Search code examples
pythonnlpnltksentiment-analysis

Unable to import process_tweets from utils


Thanks for looking into this, I have a python program for which I need to have process_tweet and build_freqs for some NLP task, nltk is installed already and utils wasn't so I installed it via pip install utils but the above mentioned two modules apparently weren't installed, the error I got is standard one here,

ImportError: cannot import name 'process_tweet' from
'utils' (C:\Python\lib\site-packages\utils\__init__.py)
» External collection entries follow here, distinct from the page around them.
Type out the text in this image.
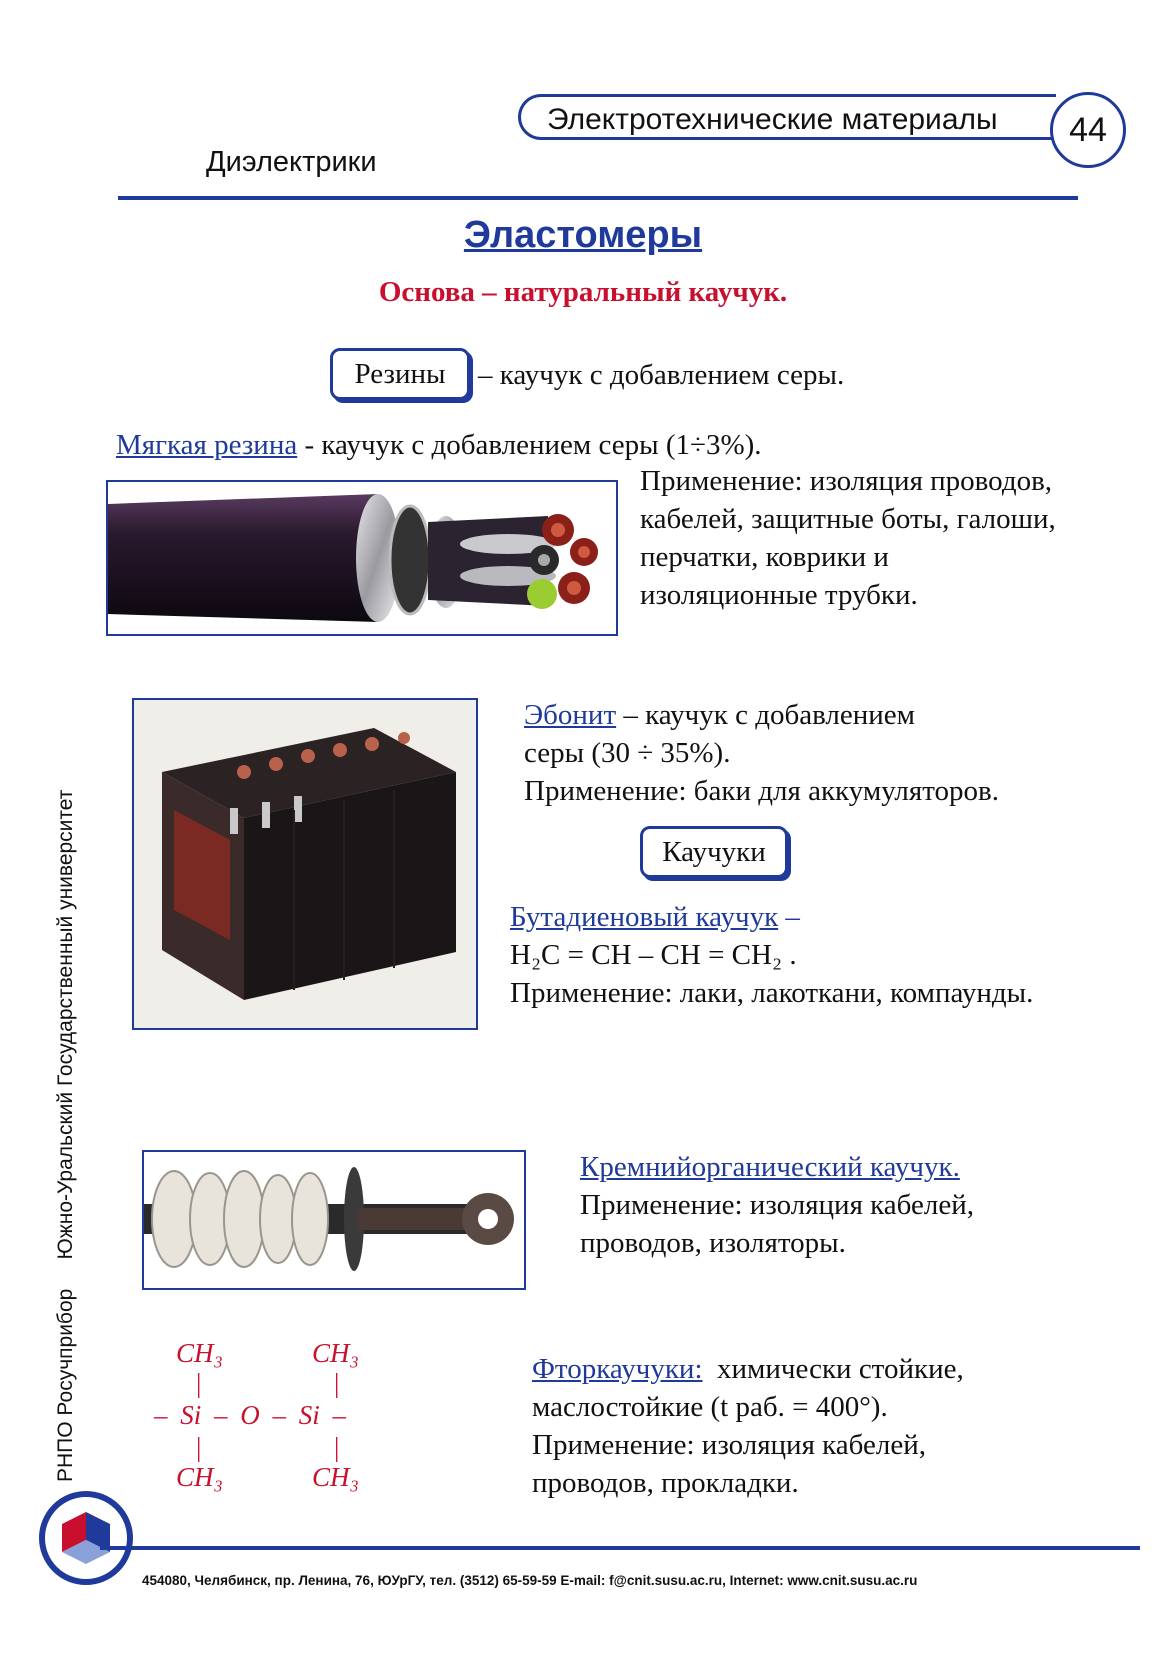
Электротехнические материалы	44
Диэлектрики
Эластомеры
Основа – натуральный каучук.
Резины	– каучук с добавлением серы.
Мягкая резина - каучук с добавлением серы (1÷3%).
Применение: изоляция проводов,
кабелей, защитные боты, галоши,
перчатки, коврики и
изоляционные трубки.
Эбонит – каучук с добавлением
серы (30 ÷ 35%).
Применение: баки для аккумуляторов.
Каучуки
Бутадиеновый каучук –
H₂C = CH – CH = CH₂ .
Применение: лаки, лакоткани, компаунды.
Кремнийорганический каучук.
Применение: изоляция кабелей,
проводов, изоляторы.
CH₃	CH₃
|	|
– Si – O – Si –
|	|
CH₃	CH₃
Фторкаучуки:  химически стойкие,
маслостойкие (t раб. = 400°).
Применение: изоляция кабелей,
проводов, прокладки.
РНПО Росучприбор     Южно-Уральский Государственный университет
454080, Челябинск, пр. Ленина, 76, ЮУрГУ, тел. (3512) 65-59-59 E-mail: f@cnit.susu.ac.ru, Internet: www.cnit.susu.ac.ru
what have I done wrong or is there anything missing? Also I referred This stackoverflow answer but it didn't help.


Solution

  • You can easily access any source code with ??, for example in this case: process_tweet?? (the code above from deeplearning.ai NLP course custome utils library):

    def process_tweet(tweet):
    """Process tweet function.
    Input:
        tweet: a string containing a tweet
    Output:
        tweets_clean: a list of words containing the processed tweet
    
    """
    stemmer = PorterStemmer()
    stopwords_english = stopwords.words('english')
    # remove stock market tickers like $GE
    tweet = re.sub(r'\$\w*', '', tweet)
    # remove old style retweet text "RT"
    tweet = re.sub(r'^RT[\s]+', '', tweet)
    # remove hyperlinks
    tweet = re.sub(r'https?:\/\/.*[\r\n]*', '', tweet)
    # remove hashtags
    # only removing the hash # sign from the word
    tweet = re.sub(r'#', '', tweet)
    # tokenize tweets
    tokenizer = TweetTokenizer(preserve_case=False, strip_handles=True,
                               reduce_len=True)
    tweet_tokens = tokenizer.tokenize(tweet)
    
    tweets_clean = []
    for word in tweet_tokens:
        if (word not in stopwords_english and  # remove stopwords
                word not in string.punctuation):  # remove punctuation
            # tweets_clean.append(word)
            stem_word = stemmer.stem(word)  # stemming word
            tweets_clean.append(stem_word)